The tropical rivers of northern Australia are murky and organic, painted in a palette of vivid greens and milky browns that fluctuate with seasonal monsoons and rushing tides. They reflect the stifling, blinding sky that lies hot and humid over the savannas for months on end. They support a highly-endemic fauna and are often described as strongholds of biodiversity. In many ways, these waters act as a metaphor for life in the tropics – bright and beautiful, yet dynamic and demanding.
As pressure to develop the North mounts, these river systems are likely to become far more contested. As a nation, we have witnessed similar clashes between commodities, communities and conservation in the Murray-Darling Basin. As scientists, we have documented the effects of water extraction on floodplains,fish and forests.
As farmers, we have experienced diminishing terms of trade and a transition away from the traditional family farm. As taxpayers, we have funded a multi-billion dollar rescue mission aimed at improving river health.
Now, staring down the barrel of a decade of rapid transformation, we confront a critical decision: “Is this a future we want to repeat in northern Australia?”
The Prime Minister’s announcements echoed the European-derived understanding of rivers that was used when settling the Murray-Darling Basin. There, early decisions to allocate water for agricultural progress were made implicitly – water licences were handed out and the system quickly became over-allocated. As consumptive capacity was taken up, ecological decline accelerated and “fitful, reluctant co-operation” in water management began.
Today, despite concerted efforts to move towards adaptive frameworks, we still don’t know if the system will recover from the tampering.
Most grand schemes for development in northern Australia fail to adopt what has been learnt in the south. Earlier this week on The Conversation, my colleagues discussed the formidable climatic, physical and economic constraints to expanding conventional irrigated agriculture in northern Australia.
In my experience, as an aquatic ecologist, calls to harness regional waters are typically code for dam building. It will be interesting to see to what extent both the detail of the Prime Minister’s plan and the Coalition’s yet-to-be-released Dams and Water Management Discussion Paper will rely upon new dams.
We know that dams damage rivers – there are literally hundreds of scientific studies detailing effects on connectivity, water quality and biodiversity. It is odd that, at a time when people elsewhere are discussing dam removal, we might want to build more.
There are already more than 820 dams in Australia, with a total capacity exceeding 91,000 gigalitres (or 183 Sydney Harbours). Most are at southern latitudes, where Mediterranean climates mean we want for water storages that will last through dry summers. Less than 10% are located in northern Australia.
However, it does not necessarily follow that the continent somehow needs to be “evened-up” with more dams in the north. There are very good reasons why there are so few dams in that part of the country, including the lack of suitable sites and that the water is already being used.
What’s so different about northern Australia, anyway?
Many argue that the north is different. Certainly, it is geographically isolated, dominated by weather and climate, populated by ancient cultures, supported by a transient workforce and underpinned economically by extraction of mineral resources. When it comes to environmental vulnerability, however, this difference may be less pronounced.

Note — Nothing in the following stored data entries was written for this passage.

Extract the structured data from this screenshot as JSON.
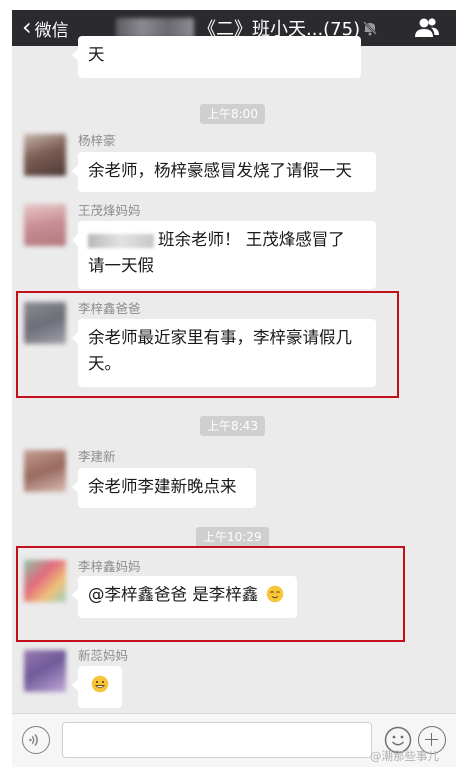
{
  "navbar": {
    "back_label": "微信",
    "title": "《二》班小天...(75)"
  },
  "timestamps": [
    "上午8:00",
    "上午8:43",
    "上午10:29"
  ],
  "messages": [
    {
      "sender": "",
      "text": "天"
    },
    {
      "sender": "杨梓豪",
      "text": "余老师，杨梓豪感冒发烧了请假一天"
    },
    {
      "sender": "王茂烽妈妈",
      "line1": "班余老师！ 王茂烽感冒了",
      "line2": "请一天假"
    },
    {
      "sender": "李梓鑫爸爸",
      "line1": "余老师最近家里有事，李梓豪请假几",
      "line2": "天。"
    },
    {
      "sender": "李建新",
      "text": "余老师李建新晚点来"
    },
    {
      "sender": "李梓鑫妈妈",
      "text": "@李梓鑫爸爸 是李梓鑫"
    },
    {
      "sender": "新蕊妈妈",
      "text": ""
    }
  ],
  "icons": {
    "back": "chevron-left-icon",
    "mute": "bell-muted-icon",
    "group_info": "people-icon",
    "voice": "voice-icon",
    "emoji": "emoji-icon",
    "more": "plus-icon"
  },
  "watermark": "@潮那些事儿",
  "colors": {
    "navbar": "#2b2b2f",
    "chat_background": "#ebebeb",
    "bubble": "#ffffff",
    "highlight": "#c0101a",
    "timestamp_pill": "#cfcfcf"
  }
}
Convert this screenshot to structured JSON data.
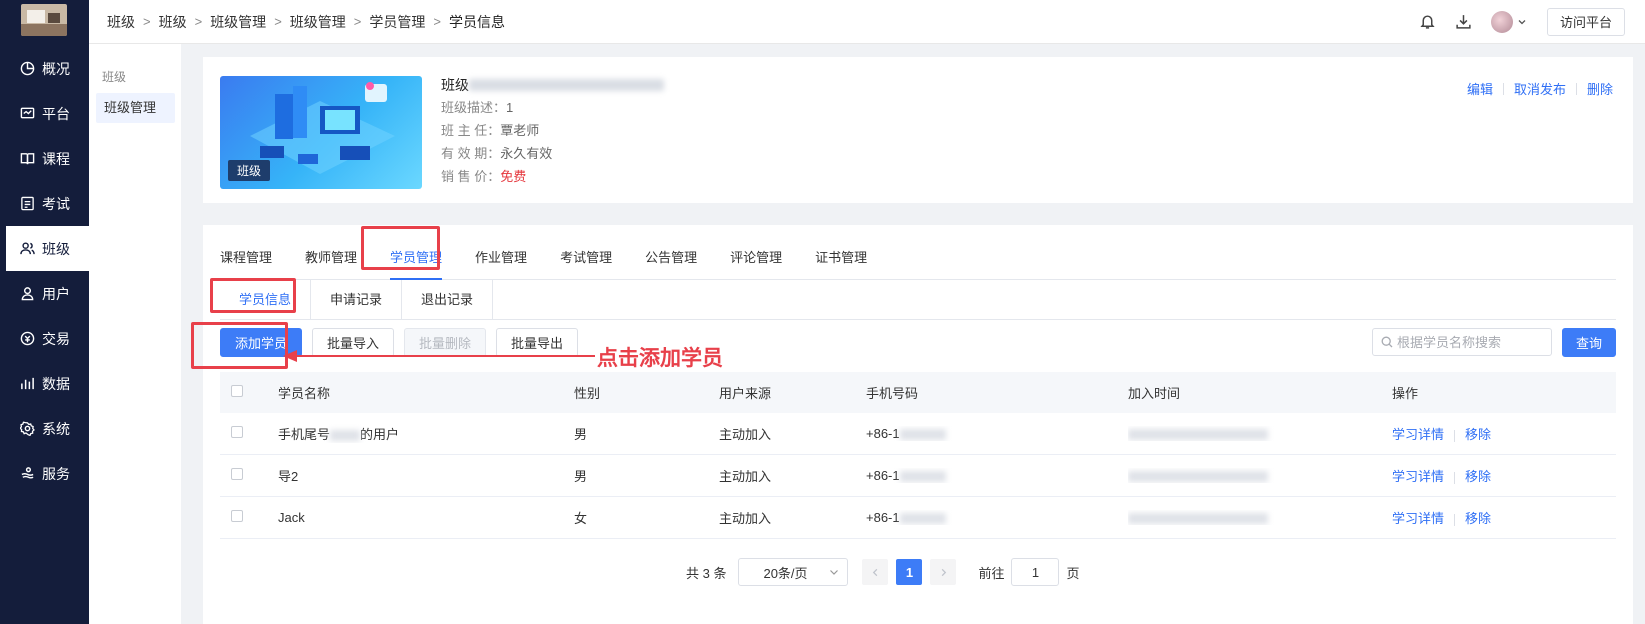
{
  "sidebar": {
    "items": [
      {
        "label": "概况",
        "icon": "pie-chart-icon"
      },
      {
        "label": "平台",
        "icon": "monitor-icon"
      },
      {
        "label": "课程",
        "icon": "book-icon"
      },
      {
        "label": "考试",
        "icon": "exam-icon"
      },
      {
        "label": "班级",
        "icon": "users-icon",
        "active": true
      },
      {
        "label": "用户",
        "icon": "user-icon"
      },
      {
        "label": "交易",
        "icon": "exchange-icon"
      },
      {
        "label": "数据",
        "icon": "bar-chart-icon"
      },
      {
        "label": "系统",
        "icon": "gear-icon"
      },
      {
        "label": "服务",
        "icon": "service-icon"
      }
    ]
  },
  "topbar": {
    "breadcrumb": [
      "班级",
      "班级",
      "班级管理",
      "班级管理",
      "学员管理",
      "学员信息"
    ],
    "visit_label": "访问平台"
  },
  "subnav": {
    "group_label": "班级",
    "item_label": "班级管理"
  },
  "class_info": {
    "title_prefix": "班级",
    "cover_badge": "班级",
    "desc_label": "班级描述：",
    "desc_value": "1",
    "teacher_label": "班 主 任：",
    "teacher_value": "覃老师",
    "validity_label": "有 效 期：",
    "validity_value": "永久有效",
    "price_label": "销 售 价：",
    "price_value": "免费",
    "price_color": "#e5363c",
    "actions": {
      "edit": "编辑",
      "unpublish": "取消发布",
      "delete": "删除"
    }
  },
  "tabs": [
    "课程管理",
    "教师管理",
    "学员管理",
    "作业管理",
    "考试管理",
    "公告管理",
    "评论管理",
    "证书管理"
  ],
  "active_tab": 2,
  "subtabs": [
    "学员信息",
    "申请记录",
    "退出记录"
  ],
  "toolbar": {
    "add_label": "添加学员",
    "import_label": "批量导入",
    "batch_delete_label": "批量删除",
    "export_label": "批量导出",
    "search_placeholder": "根据学员名称搜索",
    "query_label": "查询"
  },
  "table": {
    "headers": {
      "name": "学员名称",
      "gender": "性别",
      "source": "用户来源",
      "phone": "手机号码",
      "join_time": "加入时间",
      "ops": "操作"
    },
    "rows": [
      {
        "name_prefix": "手机尾号",
        "name_suffix": "的用户",
        "gender": "男",
        "source": "主动加入",
        "phone_prefix": "+86-1"
      },
      {
        "name_prefix": "导2",
        "name_suffix": "",
        "gender": "男",
        "source": "主动加入",
        "phone_prefix": "+86-1"
      },
      {
        "name_prefix": "Jack",
        "name_suffix": "",
        "gender": "女",
        "source": "主动加入",
        "phone_prefix": "+86-1"
      }
    ],
    "op_detail": "学习详情",
    "op_remove": "移除"
  },
  "pagination": {
    "total_text": "共 3 条",
    "page_size": "20条/页",
    "current_page": "1",
    "goto_label": "前往",
    "goto_value": "1",
    "goto_suffix": "页"
  },
  "annotation": {
    "text": "点击添加学员",
    "color": "#e8404a"
  },
  "colors": {
    "primary": "#3d7cf7",
    "sidebar_bg": "#141d3b",
    "link": "#2f6ff5"
  }
}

Many of the top-ten environmental issues faced by thecontinent, “water” being number one, are unconstrained by latitude and are also prevalent here. In any case rivers need water, and river managers need science.

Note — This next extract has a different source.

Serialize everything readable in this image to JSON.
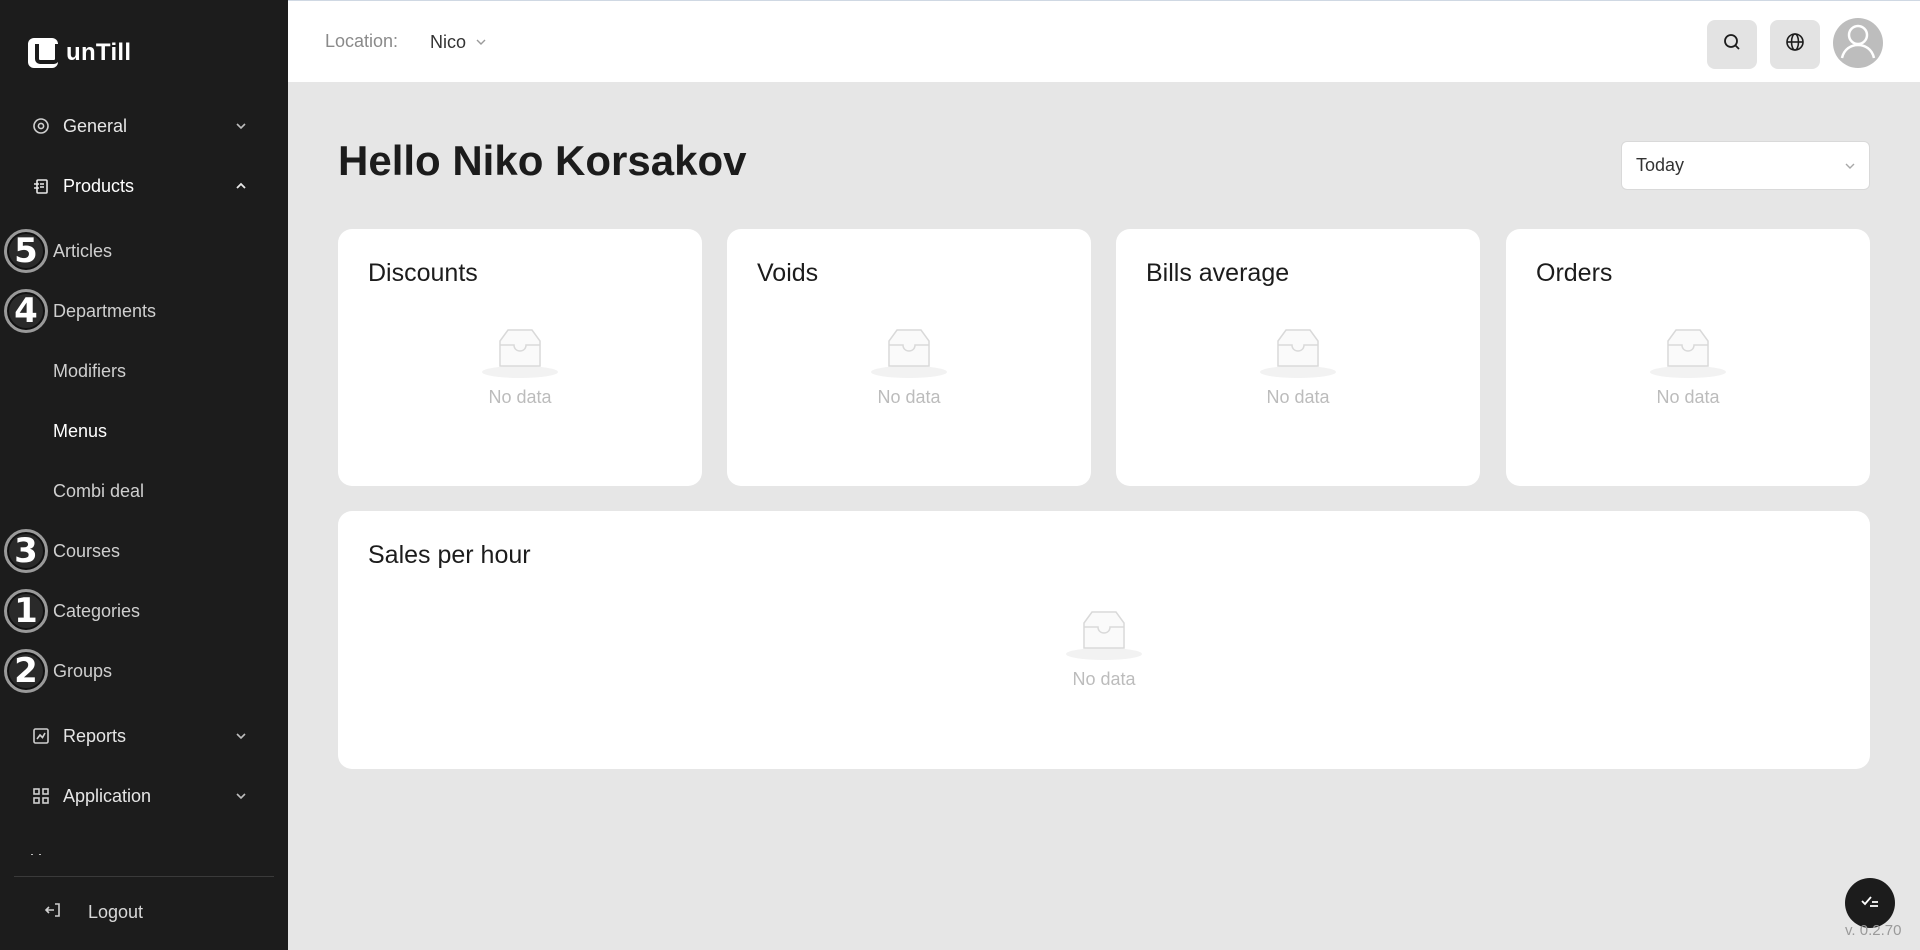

Scientists working in northern Australia have a strong track record producing comprehensive data informed by meaningful engagement with local stakeholders including Traditional Owners. The Tropical Rivers and Coastal Knowledge (TRaCK) collaboration and the new Northern Australia, Marine Biodiversity and Environmental Decisions hubs under the Commonwealth’s NERP program, have dramatically improved our understanding of northern rivers.
We now know how flows link key habitats, facilitate life cycles of migratory fish (including the iconic Barramundi), drive food web dynamics and generate valuable ecosystem services and social values. My own research applies next-generation molecular technologies to detect fragments of DNA in the water column to better understand complex food chains and also detect rare species.

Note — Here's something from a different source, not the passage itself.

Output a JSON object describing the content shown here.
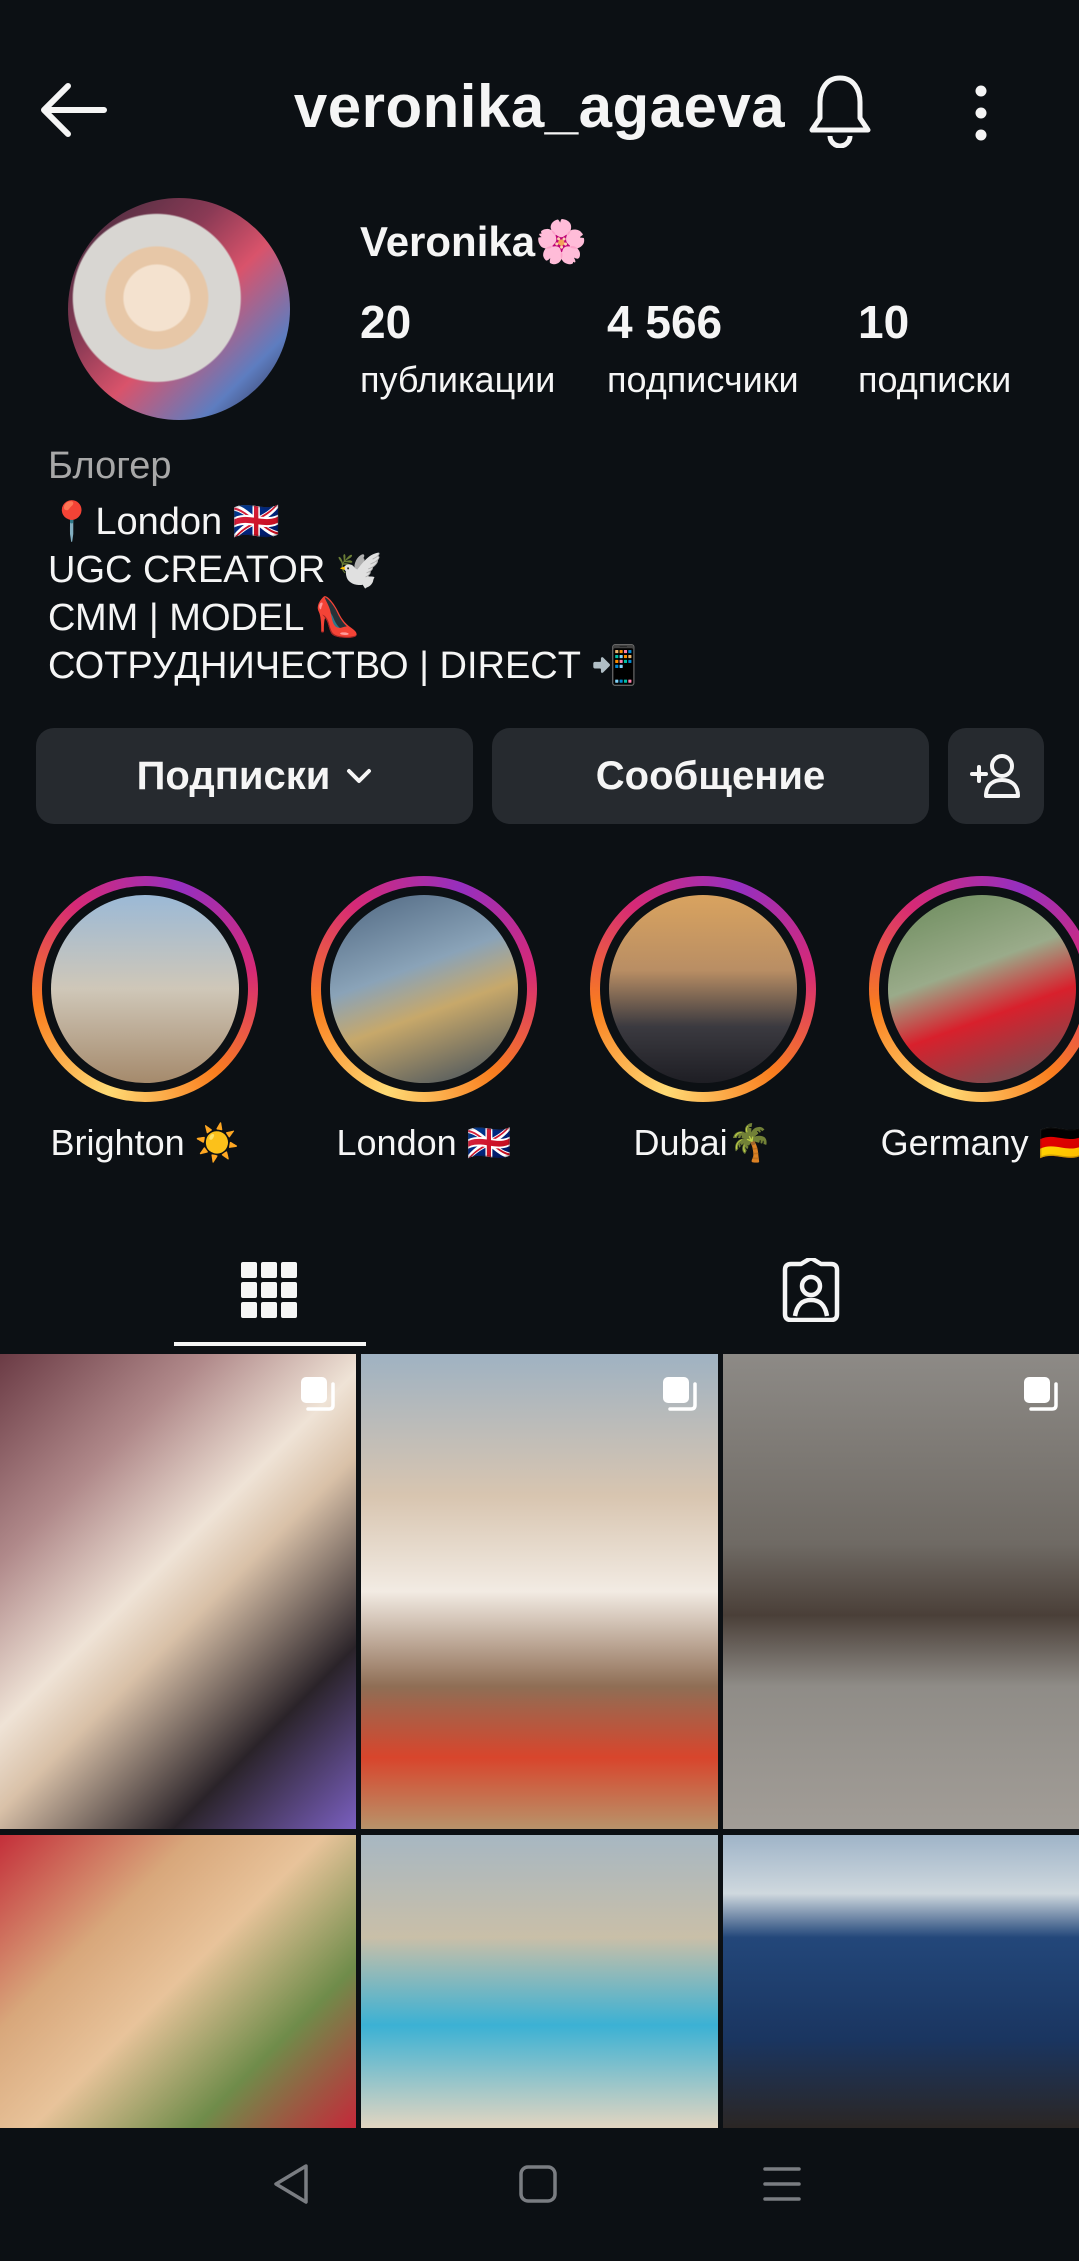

Much has also been written on how society might use this understanding to inform development of water resources. Whether or not that advice is acted on will be critical in determining the success of the water management process and the future health of our northern rivers.
Australia needs refined approaches, not decision making governed by rules of thumb. We need practices that hard-wire feedbacks between aspirational objectives, practical operations and monitored outcomes.
Critically, whatever the role of rivers, we must shake the pervasive, stubborn persistence to make northern versions of southern mistakes.
In the words of the Nobel Prize winning philosopher George Santayana: “Those who cannot learn from history are doomed to repeat it.”